Financial Management:
University certainly teaches us the need to budget and save. Student loans regularly flood into our bank accounts. In fresher year the temptation to indulge in excessive spending sprees is often too great. Students become far too familiar with tight budgeting, resorting to everyday value food and desperate attempts to avoid hitting the bottom of the overdraft. By third year we are hopeful that we have finally succeeded in becoming the master of our financial affairs.

Alcohol Limits:
Yes, seriously. A first year university student who has exceeded their limits in an extraordinary fashion is not only a common sight at FND but is a familiar memory for each and every student. We come to university without any real clue regarding our alcohol tolerance. We drink and drink without knowing when to stop. But practise makes perfect. All those nights of having ‘one too many’ help us learn how much we can drink without stepping over the line. And to avoid Sambuca at all costs.

I could go on and on about the lessons we learn at university.

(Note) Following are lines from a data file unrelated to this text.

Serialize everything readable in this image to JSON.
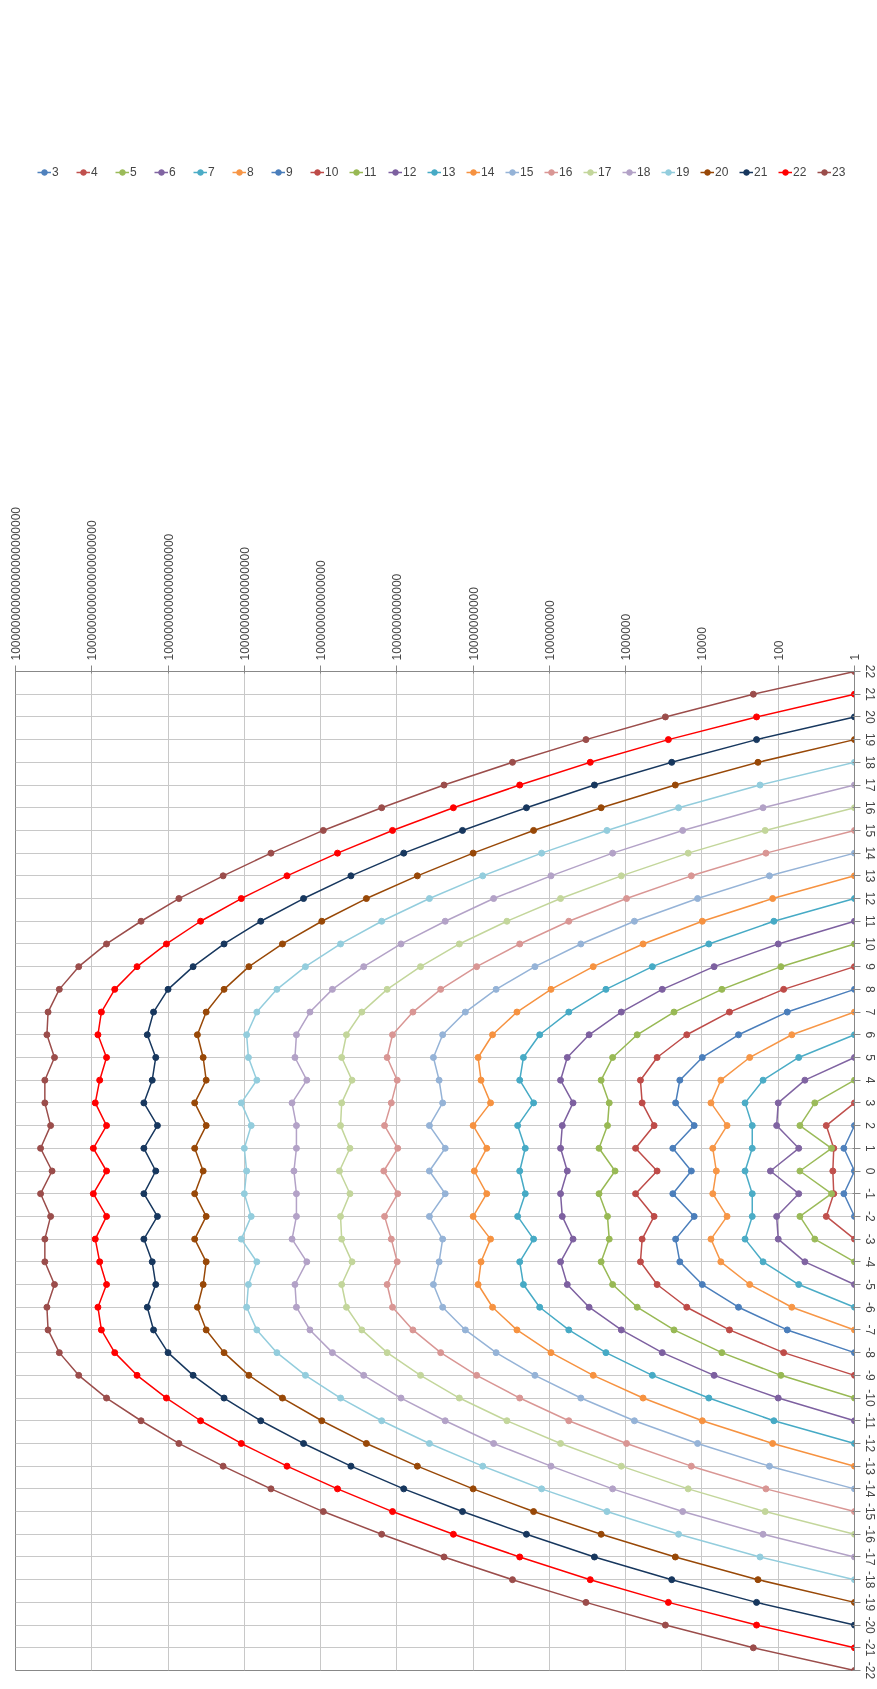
{
  "chart_data": {
    "type": "line",
    "ylim": [
      -22,
      22
    ],
    "yticks": [
      -22,
      -21,
      -20,
      -19,
      -18,
      -17,
      -16,
      -15,
      -14,
      -13,
      -12,
      -11,
      -10,
      -9,
      -8,
      -7,
      -6,
      -5,
      -4,
      -3,
      -2,
      -1,
      0,
      1,
      2,
      3,
      4,
      5,
      6,
      7,
      8,
      9,
      10,
      11,
      12,
      13,
      14,
      15,
      16,
      17,
      18,
      19,
      20,
      21,
      22
    ],
    "xlim": [
      1e+22,
      1
    ],
    "log": "x",
    "grid": true,
    "legend": "top",
    "marker": "circle",
    "line_style": "solid",
    "xticks": [
      1,
      100,
      10000,
      {
        "value": 1000000.0,
        "label": "1000000"
      },
      {
        "value": 100000000.0,
        "label": "100000000"
      },
      {
        "value": 10000000000.0,
        "label": "10000000000"
      },
      {
        "value": 1000000000000.0,
        "label": "1000000000000"
      },
      {
        "value": 100000000000000.0,
        "label": "100000000000000"
      },
      {
        "value": 1e+16,
        "label": "10000000000000000"
      },
      {
        "value": 1e+18,
        "label": "1000000000000000000"
      },
      {
        "value": 1e+20,
        "label": "100000000000000000000"
      },
      {
        "value": 1e+22,
        "label": "10000000000000000000000"
      }
    ],
    "series": [
      {
        "name": "3",
        "color": "#4f81bd",
        "values": [
          -2,
          -1,
          0,
          1,
          2
        ],
        "x": [
          1,
          1.9,
          1,
          1.9,
          1
        ]
      },
      {
        "name": "4",
        "color": "#c0504d",
        "values": [
          -3,
          -2,
          -1,
          0,
          1,
          2,
          3
        ],
        "x": [
          1,
          5.5,
          3.5,
          3.7,
          3.5,
          5.5,
          1
        ]
      },
      {
        "name": "5",
        "color": "#9bbb59",
        "values": [
          -4,
          -3,
          -2,
          -1,
          0,
          1,
          2,
          3,
          4
        ],
        "x": [
          1,
          11,
          27,
          4,
          27,
          4,
          27,
          11,
          1
        ]
      },
      {
        "name": "6",
        "color": "#8064a2",
        "values": [
          -5,
          -4,
          -3,
          -2,
          -1,
          0,
          1,
          2,
          3,
          4,
          5
        ],
        "x": [
          1,
          20,
          100,
          110,
          29,
          160,
          29,
          110,
          100,
          20,
          1
        ]
      },
      {
        "name": "7",
        "color": "#4bacc6",
        "values": [
          -6,
          -5,
          -4,
          -3,
          -2,
          -1,
          0,
          1,
          2,
          3,
          4,
          5,
          6
        ],
        "x": [
          1,
          29,
          250,
          740,
          480,
          480,
          740,
          480,
          480,
          740,
          250,
          29,
          1
        ]
      },
      {
        "name": "8",
        "color": "#f79646",
        "values": [
          -7,
          -6,
          -5,
          -4,
          -3,
          -2,
          -1,
          0,
          1,
          2,
          3,
          4,
          5,
          6,
          7
        ],
        "x": [
          1,
          44,
          560,
          3200,
          5800,
          2200,
          5200,
          4200,
          5200,
          2200,
          5800,
          3200,
          560,
          44,
          1
        ]
      },
      {
        "name": "9",
        "color": "#4a7ebb",
        "values": [
          -8,
          -7,
          -6,
          -5,
          -4,
          -3,
          -2,
          -1,
          0,
          1,
          2,
          3,
          4,
          5,
          6,
          7,
          8
        ],
        "x": [
          1,
          58,
          1100,
          9800,
          38000,
          49000,
          16000,
          58000,
          19000,
          58000,
          16000,
          49000,
          38000,
          9800,
          1100,
          58,
          1
        ]
      },
      {
        "name": "10",
        "color": "#be4b48",
        "values": [
          -9,
          -8,
          -7,
          -6,
          -5,
          -4,
          -3,
          -2,
          -1,
          0,
          1,
          2,
          3,
          4,
          5,
          6,
          7,
          8,
          9
        ],
        "x": [
          1,
          72,
          1900,
          25000,
          150000,
          410000,
          370000,
          180000,
          550000,
          150000,
          550000,
          180000,
          370000,
          410000,
          150000,
          25000,
          1900,
          72,
          1
        ]
      },
      {
        "name": "11",
        "color": "#98b954",
        "values": [
          -10,
          -9,
          -8,
          -7,
          -6,
          -5,
          -4,
          -3,
          -2,
          -1,
          0,
          1,
          2,
          3,
          4,
          5,
          6,
          7,
          8,
          9,
          10
        ],
        "x": [
          1,
          85,
          3000,
          54000,
          500000,
          2200000.0,
          4400000.0,
          2700000.0,
          3000000.0,
          5000000.0,
          1900000.0,
          5000000.0,
          3000000.0,
          2700000.0,
          4400000.0,
          2200000.0,
          500000,
          54000,
          3000,
          85,
          1
        ]
      },
      {
        "name": "12",
        "color": "#7d60a0",
        "values": [
          -11,
          -10,
          -9,
          -8,
          -7,
          -6,
          -5,
          -4,
          -3,
          -2,
          -1,
          0,
          1,
          2,
          3,
          4,
          5,
          6,
          7,
          8,
          9,
          10,
          11
        ],
        "x": [
          1,
          100,
          4800,
          110000,
          1300000.0,
          9100000.0,
          34000000.0,
          51000000.0,
          24000000.0,
          46000000.0,
          51000000.0,
          34000000.0,
          51000000.0,
          46000000.0,
          24000000.0,
          51000000.0,
          34000000.0,
          9100000.0,
          1300000.0,
          110000,
          4800,
          100,
          1
        ]
      },
      {
        "name": "13",
        "color": "#46aac5",
        "values": [
          -12,
          -11,
          -10,
          -9,
          -8,
          -7,
          -6,
          -5,
          -4,
          -3,
          -2,
          -1,
          0,
          1,
          2,
          3,
          4,
          5,
          6,
          7,
          8,
          9,
          10,
          11,
          12
        ],
        "x": [
          1,
          130,
          6600,
          200000,
          3300000.0,
          31000000.0,
          180000000.0,
          480000000.0,
          600000000.0,
          260000000.0,
          680000000.0,
          430000000.0,
          600000000.0,
          430000000.0,
          680000000.0,
          260000000.0,
          600000000.0,
          480000000.0,
          180000000.0,
          31000000.0,
          3300000.0,
          200000,
          6600,
          130,
          1
        ]
      },
      {
        "name": "14",
        "color": "#f69240",
        "values": [
          -13,
          -12,
          -11,
          -10,
          -9,
          -8,
          -7,
          -6,
          -5,
          -4,
          -3,
          -2,
          -1,
          0,
          1,
          2,
          3,
          4,
          5,
          6,
          7,
          8,
          9,
          10,
          11,
          12,
          13
        ],
        "x": [
          1,
          140,
          9800,
          350000,
          7100000.0,
          91000000.0,
          710000000.0,
          3100000000.0,
          7400000000.0,
          6200000000.0,
          3500000000.0,
          10000000000.0,
          4400000000.0,
          9300000000.0,
          4400000000.0,
          10000000000.0,
          3500000000.0,
          6200000000.0,
          7400000000.0,
          3100000000.0,
          710000000.0,
          91000000.0,
          7100000.0,
          350000,
          9800,
          140,
          1
        ]
      },
      {
        "name": "15",
        "color": "#95b3d7",
        "values": [
          -14,
          -13,
          -12,
          -11,
          -10,
          -9,
          -8,
          -7,
          -6,
          -5,
          -4,
          -3,
          -2,
          -1,
          0,
          1,
          2,
          3,
          4,
          5,
          6,
          7,
          8,
          9,
          10,
          11,
          12,
          13,
          14
        ],
        "x": [
          1,
          170,
          13000,
          590000,
          15000000.0,
          240000000.0,
          2500000000.0,
          16000000000.0,
          63000000000.0,
          110000000000.0,
          78000000000.0,
          63000000000.0,
          140000000000.0,
          54000000000.0,
          140000000000.0,
          54000000000.0,
          140000000000.0,
          63000000000.0,
          78000000000.0,
          110000000000.0,
          63000000000.0,
          16000000000.0,
          2500000000.0,
          240000000.0,
          15000000.0,
          590000,
          13000,
          170,
          1
        ]
      },
      {
        "name": "16",
        "color": "#d99694",
        "values": [
          -15,
          -14,
          -13,
          -12,
          -11,
          -10,
          -9,
          -8,
          -7,
          -6,
          -5,
          -4,
          -3,
          -2,
          -1,
          0,
          1,
          2,
          3,
          4,
          5,
          6,
          7,
          8,
          9,
          10,
          11,
          12,
          13,
          14,
          15
        ],
        "x": [
          1,
          210,
          19000,
          950000,
          31000000.0,
          600000000.0,
          8100000000.0,
          71000000000.0,
          380000000000.0,
          1300000000000.0,
          1800000000000.0,
          980000000000.0,
          1400000000000.0,
          2100000000000.0,
          950000000000.0,
          2200000000000.0,
          950000000000.0,
          2100000000000.0,
          1400000000000.0,
          980000000000.0,
          1800000000000.0,
          1300000000000.0,
          380000000000.0,
          71000000000.0,
          8100000000.0,
          600000000.0,
          31000000.0,
          950000,
          19000,
          210,
          1
        ]
      },
      {
        "name": "17",
        "color": "#c3d69b",
        "values": [
          -16,
          -15,
          -14,
          -13,
          -12,
          -11,
          -10,
          -9,
          -8,
          -7,
          -6,
          -5,
          -4,
          -3,
          -2,
          -1,
          0,
          1,
          2,
          3,
          4,
          5,
          6,
          7,
          8,
          9,
          10,
          11,
          12,
          13,
          14,
          15,
          16
        ],
        "x": [
          1,
          220,
          23000,
          1300000.0,
          51000000.0,
          1300000000.0,
          23000000000.0,
          240000000000.0,
          1800000000000.0,
          8300000000000.0,
          21000000000000.0,
          28000000000000.0,
          15000000000000.0,
          28000000000000.0,
          30000000000000.0,
          17000000000000.0,
          32000000000000.0,
          17000000000000.0,
          30000000000000.0,
          28000000000000.0,
          15000000000000.0,
          28000000000000.0,
          21000000000000.0,
          8300000000000.0,
          1800000000000.0,
          240000000000.0,
          23000000000.0,
          1300000000.0,
          51000000.0,
          1300000.0,
          23000,
          220,
          1
        ]
      },
      {
        "name": "18",
        "color": "#b3a2c7",
        "values": [
          -17,
          -16,
          -15,
          -14,
          -13,
          -12,
          -11,
          -10,
          -9,
          -8,
          -7,
          -6,
          -5,
          -4,
          -3,
          -2,
          -1,
          0,
          1,
          2,
          3,
          4,
          5,
          6,
          7,
          8,
          9,
          10,
          11,
          12,
          13,
          14,
          15,
          16,
          17
        ],
        "x": [
          1,
          250,
          32000,
          2200000.0,
          91000000.0,
          2900000000.0,
          54000000000.0,
          780000000000.0,
          7400000000000.0,
          49000000000000.0,
          190000000000000.0,
          430000000000000.0,
          470000000000000.0,
          230000000000000.0,
          560000000000000.0,
          430000000000000.0,
          430000000000000.0,
          500000000000000.0,
          430000000000000.0,
          430000000000000.0,
          560000000000000.0,
          230000000000000.0,
          470000000000000.0,
          430000000000000.0,
          190000000000000.0,
          49000000000000.0,
          7400000000000.0,
          780000000000.0,
          54000000000.0,
          2900000000.0,
          91000000.0,
          2200000.0,
          32000,
          250,
          1
        ]
      },
      {
        "name": "19",
        "color": "#93cddd",
        "values": [
          -18,
          -17,
          -16,
          -15,
          -14,
          -13,
          -12,
          -11,
          -10,
          -9,
          -8,
          -7,
          -6,
          -5,
          -4,
          -3,
          -2,
          -1,
          0,
          1,
          2,
          3,
          4,
          5,
          6,
          7,
          8,
          9,
          10,
          11,
          12,
          13,
          14,
          15,
          16,
          17,
          18
        ],
        "x": [
          1,
          300,
          41000,
          3100000.0,
          160000000.0,
          5600000000.0,
          140000000000.0,
          2500000000000.0,
          30000000000000.0,
          250000000000000.0,
          1400000000000000.0,
          4700000000000000.0,
          8700000000000000.0,
          7800000000000000.0,
          4700000000000000.0,
          1.2e+16,
          6600000000000000.0,
          1e+16,
          8700000000000000.0,
          1e+16,
          6600000000000000.0,
          1.2e+16,
          4700000000000000.0,
          7800000000000000.0,
          8700000000000000.0,
          4700000000000000.0,
          1400000000000000.0,
          250000000000000.0,
          30000000000000.0,
          2500000000000.0,
          140000000000.0,
          5600000000.0,
          160000000.0,
          3100000.0,
          41000,
          300,
          1
        ]
      },
      {
        "name": "20",
        "color": "#984807",
        "values": [
          -19,
          -18,
          -17,
          -16,
          -15,
          -14,
          -13,
          -12,
          -11,
          -10,
          -9,
          -8,
          -7,
          -6,
          -5,
          -4,
          -3,
          -2,
          -1,
          0,
          1,
          2,
          3,
          4,
          5,
          6,
          7,
          8,
          9,
          10,
          11,
          12,
          13,
          14,
          15,
          16,
          17,
          18,
          19
        ],
        "x": [
          1,
          340,
          50000,
          4400000.0,
          260000000.0,
          10000000000.0,
          290000000000.0,
          6300000000000.0,
          93000000000000.0,
          1000000000000000.0,
          7600000000000000.0,
          3.4e+16,
          1e+17,
          1.7e+17,
          1.2e+17,
          1e+17,
          2e+17,
          1e+17,
          2e+17,
          1.2e+17,
          2e+17,
          1e+17,
          2e+17,
          1e+17,
          1.2e+17,
          1.7e+17,
          1e+17,
          3.4e+16,
          7600000000000000.0,
          1000000000000000.0,
          93000000000000.0,
          6300000000000.0,
          290000000000.0,
          10000000000.0,
          260000000.0,
          4400000.0,
          50000,
          340,
          1
        ]
      },
      {
        "name": "21",
        "color": "#17375e",
        "values": [
          -20,
          -19,
          -18,
          -17,
          -16,
          -15,
          -14,
          -13,
          -12,
          -11,
          -10,
          -9,
          -8,
          -7,
          -6,
          -5,
          -4,
          -3,
          -2,
          -1,
          0,
          1,
          2,
          3,
          4,
          5,
          6,
          7,
          8,
          9,
          10,
          11,
          12,
          13,
          14,
          15,
          16,
          17,
          18,
          19,
          20
        ],
        "x": [
          1,
          370,
          62000,
          6600000.0,
          400000000.0,
          19000000000.0,
          660000000000.0,
          16000000000000.0,
          280000000000000.0,
          3700000000000000.0,
          3.4e+16,
          2.2e+17,
          1e+18,
          2.4e+18,
          3.5e+18,
          2.1e+18,
          2.6e+18,
          4.3e+18,
          1.9e+18,
          4.3e+18,
          2.1e+18,
          4.3e+18,
          1.9e+18,
          4.3e+18,
          2.6e+18,
          2.1e+18,
          3.5e+18,
          2.4e+18,
          1e+18,
          2.2e+17,
          3.4e+16,
          3700000000000000.0,
          280000000000000.0,
          16000000000000.0,
          660000000000.0,
          19000000000.0,
          400000000.0,
          6600000.0,
          62000,
          370,
          1
        ]
      },
      {
        "name": "22",
        "color": "#ff0000",
        "values": [
          -21,
          -20,
          -19,
          -18,
          -17,
          -16,
          -15,
          -14,
          -13,
          -12,
          -11,
          -10,
          -9,
          -8,
          -7,
          -6,
          -5,
          -4,
          -3,
          -2,
          -1,
          0,
          1,
          2,
          3,
          4,
          5,
          6,
          7,
          8,
          9,
          10,
          11,
          12,
          13,
          14,
          15,
          16,
          17,
          18,
          19,
          20,
          21
        ],
        "x": [
          1,
          370,
          76000,
          8500000.0,
          600000000.0,
          33000000000.0,
          1300000000000.0,
          36000000000000.0,
          760000000000000.0,
          1.2e+16,
          1.4e+17,
          1.1e+18,
          6.5e+18,
          2.5e+19,
          5.6e+19,
          6.9e+19,
          4.1e+19,
          6.2e+19,
          8.1e+19,
          4.1e+19,
          9.1e+19,
          4.1e+19,
          9.1e+19,
          4.1e+19,
          8.1e+19,
          6.2e+19,
          4.1e+19,
          6.9e+19,
          5.6e+19,
          2.5e+19,
          6.5e+18,
          1.1e+18,
          1.4e+17,
          1.2e+16,
          760000000000000.0,
          36000000000000.0,
          1300000000000.0,
          33000000000.0,
          600000000.0,
          8500000.0,
          76000,
          370,
          1
        ]
      },
      {
        "name": "23",
        "color": "#9b4d4b",
        "values": [
          -22,
          -21,
          -20,
          -19,
          -18,
          -17,
          -16,
          -15,
          -14,
          -13,
          -12,
          -11,
          -10,
          -9,
          -8,
          -7,
          -6,
          -5,
          -4,
          -3,
          -2,
          -1,
          0,
          1,
          2,
          3,
          4,
          5,
          6,
          7,
          8,
          9,
          10,
          11,
          12,
          13,
          14,
          15,
          16,
          17,
          18,
          19,
          20,
          21,
          22
        ],
        "x": [
          1,
          450,
          91000,
          11000000.0,
          930000000.0,
          58000000000.0,
          2500000000000.0,
          85000000000000.0,
          2000000000000000.0,
          3.6e+16,
          5.2e+17,
          5.1e+18,
          4.1e+19,
          2.2e+20,
          7.1e+20,
          1.4e+21,
          1.5e+21,
          9.5e+20,
          1.7e+21,
          1.7e+21,
          1.2e+21,
          2.2e+21,
          1.1e+21,
          2.2e+21,
          1.2e+21,
          1.7e+21,
          1.7e+21,
          9.5e+20,
          1.5e+21,
          1.4e+21,
          7.1e+20,
          2.2e+20,
          4.1e+19,
          5.1e+18,
          5.2e+17,
          3.6e+16,
          2000000000000000.0,
          85000000000000.0,
          2500000000000.0,
          58000000000.0,
          930000000.0,
          11000000.0,
          91000,
          450,
          1
        ]
      }
    ]
  }
}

Perhaps some learn how to be a professional procrastinator. Most students learn the beauty of naps or the precious nature of toilet roll. Or on a more serious note we learn the importance of work experience. Let’s face it – the prospect of getting a job is looking pretty bleak without it. But the point is that university is not just about getting a degree. It is about all the other little things we learn along the way. Things that will really help us to develop into mature, successful adults.